Shannon Limit Explained: Negative SNR, Eb/No and Channel Capacity

Understanding Negative SNR and the Shannon Limit

An explanation of Signal-to-Noise Ratio (SNR), its behavior in decibels, and how Shannon's theorem defines the ultimate communication limit.

Signal-to-Noise Ratio in Shannon’s Equation

In Shannon's equation, the Signal-to-Noise Ratio (SNR) is defined as the signal power divided by the noise power:

SNR = S / N

Since both signal power and noise power are physical quantities, neither can be negative. Therefore, the SNR itself is always a positive number.
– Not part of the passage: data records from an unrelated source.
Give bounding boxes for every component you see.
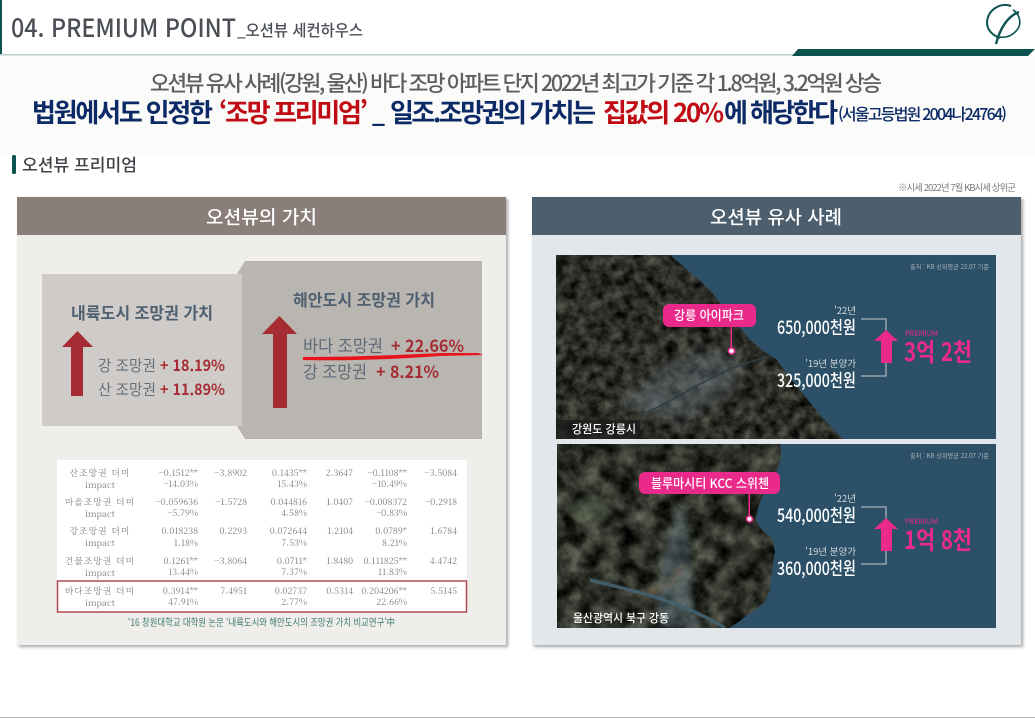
inland view values: 강 조망권 <box>98 354 156 376</box>
regression table: 2.77% <box>281 595 307 608</box>
coastal view values: 강 조망권 <box>303 358 367 383</box>
panel header: cases: 오션뷰 유사 사례 <box>710 204 842 230</box>
regression table: 0.0711* <box>277 554 308 567</box>
regression table: 0.0789* <box>375 524 408 537</box>
prices: '22년 <box>834 491 856 505</box>
headline line 2 <box>32 93 1007 130</box>
prices: 360,000천원 <box>777 555 856 581</box>
premium value: 1억 8천 <box>904 521 972 557</box>
highlighted sea view row <box>58 581 466 612</box>
regression table: −0.1512** <box>159 466 199 479</box>
regression table: −0.059636 <box>156 495 198 508</box>
regression table: 0.1261** <box>164 554 199 567</box>
regression table: 0.5314 <box>326 584 353 597</box>
panel header: value <box>17 197 506 235</box>
map: Gangneung <box>556 255 996 439</box>
map source: 출처 : KB 상위평균 22.07 기준 <box>910 450 989 460</box>
regression table: 1.0407 <box>326 495 353 508</box>
regression table: −0.008372 <box>365 495 407 508</box>
regression table: 0.044816 <box>271 495 307 508</box>
regression table: 건물조망권 더미 <box>65 554 135 567</box>
regression table: −3.5084 <box>425 466 457 479</box>
callout: complex pin: 블루마시티 KCC 스위첸 <box>651 473 769 492</box>
inland city box <box>42 274 242 426</box>
prices <box>777 491 856 581</box>
title: 04. PREMIUM POINT <box>11 9 236 45</box>
regression table: 7.53% <box>281 536 307 549</box>
regression table: 0.072644 <box>270 524 307 537</box>
map source: 출처 : KB 상위평균 22.07 기준 <box>910 261 989 271</box>
inland view values: + 11.89% <box>160 378 225 400</box>
regression table: 7.4951 <box>220 584 247 597</box>
prices: 650,000천원 <box>777 314 856 340</box>
regression table: −10.49% <box>372 477 407 490</box>
headline line 2: 에 해당한다 <box>724 93 838 130</box>
icon: coastal up arrow <box>262 316 297 408</box>
regression table: 7.37% <box>281 565 307 578</box>
regression table: 47.91% <box>168 595 198 608</box>
map: Ulsan <box>557 444 996 628</box>
premium value: 3억 2천 <box>904 333 972 369</box>
title <box>11 9 363 45</box>
regression table: 8.21% <box>382 536 407 549</box>
inland view values <box>98 354 225 400</box>
panel: similar ocean view cases <box>532 197 1021 645</box>
regression table <box>57 460 467 612</box>
panel header: value: 오션뷰의 가치 <box>206 204 317 230</box>
section heading: 오션뷰 프리미엄 <box>22 151 137 176</box>
headline line 2: _ <box>372 93 385 130</box>
premium value: PREMIUM <box>905 516 938 527</box>
logo icon <box>987 5 1020 44</box>
headline line 2: 일조.조망권의 가치는 <box>390 93 596 130</box>
regression table: 0.02737 <box>275 584 307 597</box>
prices <box>777 303 856 393</box>
regression table: impact <box>85 478 116 491</box>
prices: '19년 분양가 <box>805 356 856 370</box>
icon: premium bracket arrow <box>861 507 898 564</box>
table source caption: ‘16 창원대학교 대학원 논문 ‘내륙도시와 해안도시의 조망권 가치 비교연구’中 <box>128 614 395 629</box>
regression table: 2.3647 <box>326 466 353 479</box>
callout: complex pin <box>639 472 780 522</box>
callout: complex pin <box>663 304 756 354</box>
coastal view values: 바다 조망권 <box>303 332 383 357</box>
regression table: impact <box>85 596 116 609</box>
regression table: 11.83% <box>378 565 407 578</box>
regression table: 1.2104 <box>327 524 353 537</box>
regression table: −3.8902 <box>214 466 247 479</box>
headline line 2: 법원에서도 인정한 <box>32 93 213 130</box>
prices: 540,000천원 <box>777 502 856 528</box>
callout: complex pin: 강릉 아이파크 <box>674 305 744 324</box>
regression table: −0.1108** <box>368 466 408 479</box>
regression table: impact <box>85 566 116 579</box>
regression table: 마을조망권 더미 <box>65 495 135 508</box>
map label: region: 울산광역시 북구 강동 <box>573 610 669 626</box>
title: _오션뷰 세컨하우스 <box>237 17 363 41</box>
headline band <box>0 56 1035 154</box>
regression table: 0.1435** <box>272 466 308 479</box>
headline line 2: ‘조망 프리미엄’ <box>219 93 368 130</box>
headline line 2: (서울고등법원 2004나24764) <box>838 101 1007 125</box>
inland view values: 산 조망권 <box>98 378 156 400</box>
coastal city box <box>237 261 483 439</box>
regression table: 0.204206** <box>361 584 408 597</box>
regression table: 0.3914** <box>163 584 199 597</box>
coastal view values <box>303 332 464 383</box>
inland city box: 내륙도시 조망권 가치 <box>71 300 213 324</box>
regression table: −1.5728 <box>215 495 247 508</box>
prices: 325,000천원 <box>777 367 856 393</box>
regression table: −0.83% <box>376 506 407 519</box>
map label: region: 강원도 강릉시 <box>572 421 636 437</box>
icon: premium bracket arrow <box>861 319 898 376</box>
regression table: 13.44% <box>168 565 198 578</box>
regression table: impact <box>85 536 116 549</box>
map label: region <box>556 420 640 439</box>
regression table: 1.8480 <box>326 554 353 567</box>
regression table: −14.03% <box>163 477 198 490</box>
headline line 1: 오션뷰 유사 사례(강원, 울산) 바다 조망 아파트 단지 2022년 최고가 기준 각 1.8억원, 3.2억원 상승 <box>150 67 882 98</box>
regression table: 15.43% <box>277 477 307 490</box>
regression table: 22.66% <box>376 595 407 608</box>
coastal city box: 해안도시 조망권 가치 <box>293 287 435 311</box>
regression table: 4.58% <box>281 506 307 519</box>
icon: inland up arrow <box>62 331 93 396</box>
regression table: 1.18% <box>174 536 198 549</box>
headline line 2: 집값의 20% <box>603 93 724 130</box>
prices: '22년 <box>834 303 856 317</box>
prices: '19년 분양가 <box>805 544 856 558</box>
regression table: −3.8064 <box>215 554 247 567</box>
premium value: PREMIUM <box>905 328 938 339</box>
regression table: 바다조망권 더미 <box>65 584 135 597</box>
regression table: 5.5145 <box>430 584 457 597</box>
panel header: cases <box>532 197 1021 235</box>
coastal view values: + 22.66% <box>391 332 464 357</box>
regression table: 0.018238 <box>162 524 198 537</box>
coastal view values: + 8.21% <box>376 358 439 383</box>
header bar <box>0 0 1035 56</box>
regression table: impact <box>85 507 116 520</box>
regression table: 1.6784 <box>430 524 457 537</box>
regression table: 0.2293 <box>220 524 247 537</box>
regression table: 4.4742 <box>430 554 457 567</box>
regression table: −0.2918 <box>425 495 457 508</box>
regression table: −5.79% <box>167 506 198 519</box>
inland view values: + 18.19% <box>160 354 225 376</box>
panel: ocean view value <box>17 197 506 645</box>
regression table: 산조망권 더미 <box>70 466 130 479</box>
red underline stroke <box>303 353 483 360</box>
regression table: 강조망권 더미 <box>70 524 130 537</box>
price note: ※시세 2022년 7월 KB시세 상위군 <box>898 180 1016 194</box>
regression table: 0.111825** <box>364 554 408 567</box>
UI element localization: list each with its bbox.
However, engineers often express SNR in decibels:

SNR(dB)

When SNR = 1, the logarithmic value becomes:

SNR(dB) = 0

When the noise power exceeds the signal power (SNR < 1), the decibel representation becomes negative.

Behavior of Shannon's Capacity Equation

Shannon’s channel capacity formula is:

C = B log₂(1 + SNR)

For SNR = 0:

log₂(1 + SNR) = 0

When SNR becomes smaller (including negative values in dB), the expression approaches zero but never becomes negative.

This means that reliable decoding of information is still possible even when the SNR expressed in dB is negative.

Spread Spectrum and Negative SNR

Negative SNR values in dB occur frequently in spread spectrum communication systems. Spread spectrum is a coding technique that spreads the signal energy across a wider bandwidth.

Although the raw SNR may appear extremely low, the coding structure allows the receiver to correctly decode the information.

However, there exists a fundamental limit defined by Shannon known as the Shannon Limit.

SNR Per Bit (Eb/No)

The most important parameter in digital communications is the signal-to-noise ratio per bit, represented as:

Eb / No

Starting from Shannon's capacity equation:

C = B log₂(1 + SNR)

Rewriting:

C/B = log₂(1 + SNR)

Using the relationship:

SNR = S / (NoB)

And defining signal power as:

S = EbC

We obtain:

z = SNR = (Eb / No) × (C / B)

Deriving the Shannon Limit

As bandwidth becomes extremely large while the data rate remains finite:

B → ∞
C/B → 0
z → 0

Using the limit:

lim (1 + z)^(1/z) = e

We obtain the minimum required energy per bit:

Eb / No = 1 / log₂(e) ≈ 0.693

Expressed in decibels:

Eb / No (dB) ≈ -1.6 dB

This value represents the Shannon Limit.

What the Shannon Limit Means

• Reliable decoding is possible down to Eb/No ≈ −1.6 dB.
• Below this value, error rates increase exponentially.
• No coding scheme can outperform this theoretical limit.

Example: Spread Spectrum Processing Gain

In a spread spectrum system with a bandwidth-to-data-rate ratio of:

B / C = 100

The resulting SNR becomes:

SNR = (Eb / No) × (C / B)

In decibels:

SNR(dB) = Eb/No(dB) − 20 dB

If the system operates near the Shannon limit:

SNR ≈ -1.6 dB − 20 dB = -21.6 dB

This demonstrates how extremely low SNR values can still allow reliable communication when advanced coding techniques or spread spectrum methods are used.

Shannon's theorem proves that reliable communication is theoretically possible close to this limit, although it does not specify how to construct the optimal coding schemes needed to achieve it.